Saturday, November 18, 2006

Haematology in MRCP(2)-Sickle Cell Disease

Haematology in MRCP(2)-Sickle Cell Disease

Sickle Cell Disease
Sickle cell disease is an inherited blood disorder that affects red blood cells. It is a type of hereditary haemoglobin disorder where valine has been substituted for glutamic acid at position 6 of haem beta chain, caused by a point mutation. You must remember that Sickle Cell Disease (SCD) is inherited in a Mendelian recessive manner. Therefore patients with two Sickle genes (SS) or carry one S gene but with concomitant Beta Thalassemia ( SB) are affected.



This disease is common in peoples of Equatorial African ancestry.

Clinical Presentations

Remember that all clinical features are due to two main features of the disease- haemolysis and vaso-occlusive crisis. You must understand that HbS is insoluble in the dexoygenised form and they have a shorter life span due to increased fragility, therefore causing chronic haemolysis ( similar to Thalassemia). The red blood cells with HbS also tend to aggregrate and cause thrombosis, this will leads to tissue infarction. Remember that the vaso-occlusive crisis tends to be precipitated by HADI ( hypoxia, acidosis,dehydration and infection)

Clinical features due to haemolysis

Anemia
Gallstone
Bone marrow enlargement
( these features also occur in Thalassemia patients)

Clinical fatures due to vaso-occlusive crisis

Bone pain- may cause vascular necrosis

Humerol head avscular necrosis

Leg ulcers
Genito-urinary- priapism
Cerebral-stroke
Spleen- initially may cause splenomegaly due to extra medullary haemopoiesis ( due to anemia) but later splenic infarct and hyposplenism. Patients tend to have capsulated bacteria infection and Salmonella osteomyelitis.
Chest-acute chest pain
( remember that these are all due to thrombotic events)

Physical Signs
Patients tend to be pale with jaundice. Hepatomegaly may be present. Look for chronic leg ulcers.

Investigations

Full blood count- low Hb with features suggesting haemolysis such as increased reticulocyte counts
LFT- increased bilirubin and AST
Peripheral blood film- sickled cells
Haemoglobin electrophoresis- to determine variant haemoglobin
X-ray- to look for vascular necrosis if patients present with joint pain.

Management

During sickle crisis ( oxygen, analgesia, rehydration)
Long term management
- prophylactic penicillin for prevention of penumococcal infection,
- management of anemia, however be careful about secondary iron overload due to multiple transfusions
- folate supplements

Tips for MRCP

1) Always suspect Sickle Cell Disease if a patient has anemia and chronic leg ulcers.

Wednesday, November 08, 2006

Haematology in MRCP-Polycythaemia

Haematology in MRCP(1)- Polycythaemia

I am going to talk about a few important topics that are frequently asked in haematology, MRCP. The first topic that I want to talk about is polycythaemia.

Polycythaemia or erythrocytosis is defined as an increased concentration of red cells, usually with a corresponding increase in hemoglobin level.

I find the following classification of polycythaemia useful and easy to remember.


There are two main types of polycythaemia- Relative polycythamia ( pseudopolycythaemia) or absolute polycythaemia ( true polycythaemia).

Relative polycythaemia means that the absolute red cell counts are normal but due to haemoconcentration because of decreased plasma volume, patient’s haemoglobin is raised. This can be due to any kind of dehydration, however, there is a popular condition often asked in MRCP, it is an obscure condition of unknown origin known as Gaisbock’s syndrome (stress polycythaemia). It is a kind of relative polycythaemia.

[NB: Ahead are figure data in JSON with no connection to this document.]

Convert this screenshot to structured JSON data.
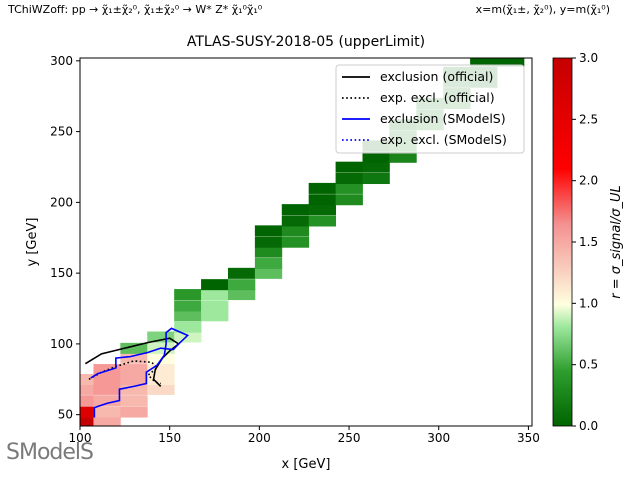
{
  "header": {
    "left": "TChiWZoff: pp → χ̃₁±χ̃₂⁰, χ̃₁±χ̃₂⁰ → W* Z* χ̃₁⁰χ̃₁⁰",
    "right": "x=m(χ̃₁±, χ̃₂⁰), y=m(χ̃₁⁰)"
  },
  "logo": "SModelS",
  "chart_data": {
    "type": "heatmap",
    "title": "ATLAS-SUSY-2018-05 (upperLimit)",
    "xlabel": "x [GeV]",
    "ylabel": "y [GeV]",
    "xlim": [
      100,
      352
    ],
    "ylim": [
      42,
      302
    ],
    "xticks": [
      100,
      150,
      200,
      250,
      300,
      350
    ],
    "yticks": [
      50,
      100,
      150,
      200,
      250,
      300
    ],
    "colorbar": {
      "label": "r = σ_signal/σ_UL",
      "range": [
        0,
        3
      ],
      "ticks": [
        0.0,
        0.5,
        1.0,
        1.5,
        2.0,
        2.5,
        3.0
      ]
    },
    "cells": [
      [
        100,
        45,
        3.0
      ],
      [
        100,
        52,
        2.6
      ],
      [
        100,
        60,
        1.6
      ],
      [
        100,
        68,
        1.5
      ],
      [
        100,
        75,
        1.4
      ],
      [
        115,
        45,
        1.5
      ],
      [
        115,
        52,
        1.4
      ],
      [
        115,
        60,
        1.5
      ],
      [
        115,
        68,
        1.6
      ],
      [
        115,
        75,
        1.6
      ],
      [
        115,
        82,
        1.6
      ],
      [
        130,
        52,
        1.5
      ],
      [
        130,
        60,
        1.4
      ],
      [
        130,
        68,
        1.4
      ],
      [
        130,
        75,
        1.5
      ],
      [
        130,
        82,
        1.5
      ],
      [
        130,
        90,
        1.4
      ],
      [
        130,
        97,
        0.6
      ],
      [
        145,
        68,
        1.2
      ],
      [
        145,
        75,
        1.1
      ],
      [
        145,
        82,
        1.1
      ],
      [
        145,
        90,
        1.0
      ],
      [
        145,
        97,
        0.9
      ],
      [
        145,
        105,
        0.7
      ],
      [
        160,
        105,
        0.9
      ],
      [
        160,
        112,
        0.8
      ],
      [
        160,
        120,
        0.6
      ],
      [
        160,
        127,
        0.5
      ],
      [
        160,
        135,
        0.4
      ],
      [
        175,
        120,
        0.8
      ],
      [
        175,
        127,
        0.8
      ],
      [
        175,
        135,
        0.8
      ],
      [
        175,
        142,
        0.0
      ],
      [
        190,
        135,
        0.6
      ],
      [
        190,
        142,
        0.5
      ],
      [
        190,
        150,
        0.05
      ],
      [
        205,
        150,
        0.6
      ],
      [
        205,
        157,
        0.5
      ],
      [
        205,
        165,
        0.3
      ],
      [
        205,
        172,
        0.05
      ],
      [
        205,
        180,
        0.0
      ],
      [
        220,
        172,
        0.35
      ],
      [
        220,
        180,
        0.3
      ],
      [
        220,
        187,
        0.05
      ],
      [
        220,
        195,
        0.0
      ],
      [
        235,
        187,
        0.35
      ],
      [
        235,
        195,
        0.05
      ],
      [
        235,
        202,
        0.0
      ],
      [
        235,
        210,
        0.0
      ],
      [
        250,
        202,
        0.3
      ],
      [
        250,
        210,
        0.35
      ],
      [
        250,
        217,
        0.05
      ],
      [
        250,
        225,
        0.0
      ],
      [
        265,
        217,
        0.15
      ],
      [
        265,
        225,
        0.05
      ],
      [
        265,
        232,
        0.0
      ],
      [
        265,
        240,
        0.0
      ],
      [
        280,
        232,
        0.25
      ],
      [
        280,
        240,
        0.25
      ],
      [
        280,
        247,
        0.2
      ],
      [
        280,
        255,
        0.05
      ],
      [
        295,
        255,
        0.25
      ],
      [
        295,
        262,
        0.2
      ],
      [
        295,
        270,
        0.2
      ],
      [
        310,
        270,
        0.25
      ],
      [
        310,
        277,
        0.15
      ],
      [
        310,
        285,
        0.15
      ],
      [
        310,
        292,
        0.1
      ],
      [
        325,
        285,
        0.1
      ],
      [
        325,
        292,
        0.05
      ],
      [
        325,
        300,
        0.0
      ],
      [
        340,
        300,
        0.0
      ]
    ],
    "series": [
      {
        "name": "exclusion (official)",
        "color": "#000000",
        "style": "solid",
        "points": [
          [
            103,
            86
          ],
          [
            112,
            93
          ],
          [
            125,
            97
          ],
          [
            138,
            101
          ],
          [
            150,
            104
          ],
          [
            155,
            100
          ],
          [
            150,
            95
          ],
          [
            146,
            90
          ],
          [
            142,
            82
          ],
          [
            141,
            75
          ],
          [
            145,
            70
          ]
        ]
      },
      {
        "name": "exp. excl. (official)",
        "color": "#000000",
        "style": "dotted",
        "points": [
          [
            105,
            75
          ],
          [
            112,
            80
          ],
          [
            120,
            84
          ],
          [
            130,
            88
          ],
          [
            140,
            87
          ],
          [
            143,
            83
          ],
          [
            138,
            78
          ],
          [
            142,
            73
          ],
          [
            145,
            72
          ]
        ]
      },
      {
        "name": "exclusion (SModelS)",
        "color": "#0000ff",
        "style": "solid",
        "points": [
          [
            108,
            48
          ],
          [
            108,
            55
          ],
          [
            115,
            58
          ],
          [
            122,
            60
          ],
          [
            122,
            68
          ],
          [
            130,
            70
          ],
          [
            137,
            72
          ],
          [
            137,
            80
          ],
          [
            143,
            85
          ],
          [
            147,
            92
          ],
          [
            148,
            100
          ],
          [
            148,
            108
          ],
          [
            151,
            111
          ],
          [
            160,
            106
          ],
          [
            155,
            100
          ],
          [
            152,
            96
          ],
          [
            145,
            97
          ],
          [
            138,
            94
          ],
          [
            128,
            91
          ],
          [
            120,
            90
          ],
          [
            120,
            83
          ],
          [
            110,
            79
          ],
          [
            106,
            76
          ]
        ]
      },
      {
        "name": "exp. excl. (SModelS)",
        "color": "#0000ff",
        "style": "dotted",
        "points": []
      }
    ]
  }
}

For true polycythaemia, the absolute red cell counts are raised and it can be subdivided into either primary ( without obvious reason) or secondary ( with an underlying reason). For primary cause, the most important disease you must learn is polycythaemia rubra vera which I will cover in my future post. For secondary polycythaemia, the haemoglobin can be raised appropriately ( due to increase physiological need) or inappropriately.

There are three common tumours that cause secondary polycythaemia- namely renal cell carcinoma, hepatoma and hemangioblastoma ( very popular question in MRCP!). As for the examples of appropriate secondary polycythaemia, the causes are easy to remember because patients with all these conditions are hypoxia chronically, therefore they need an increase haemoglobin level to survive!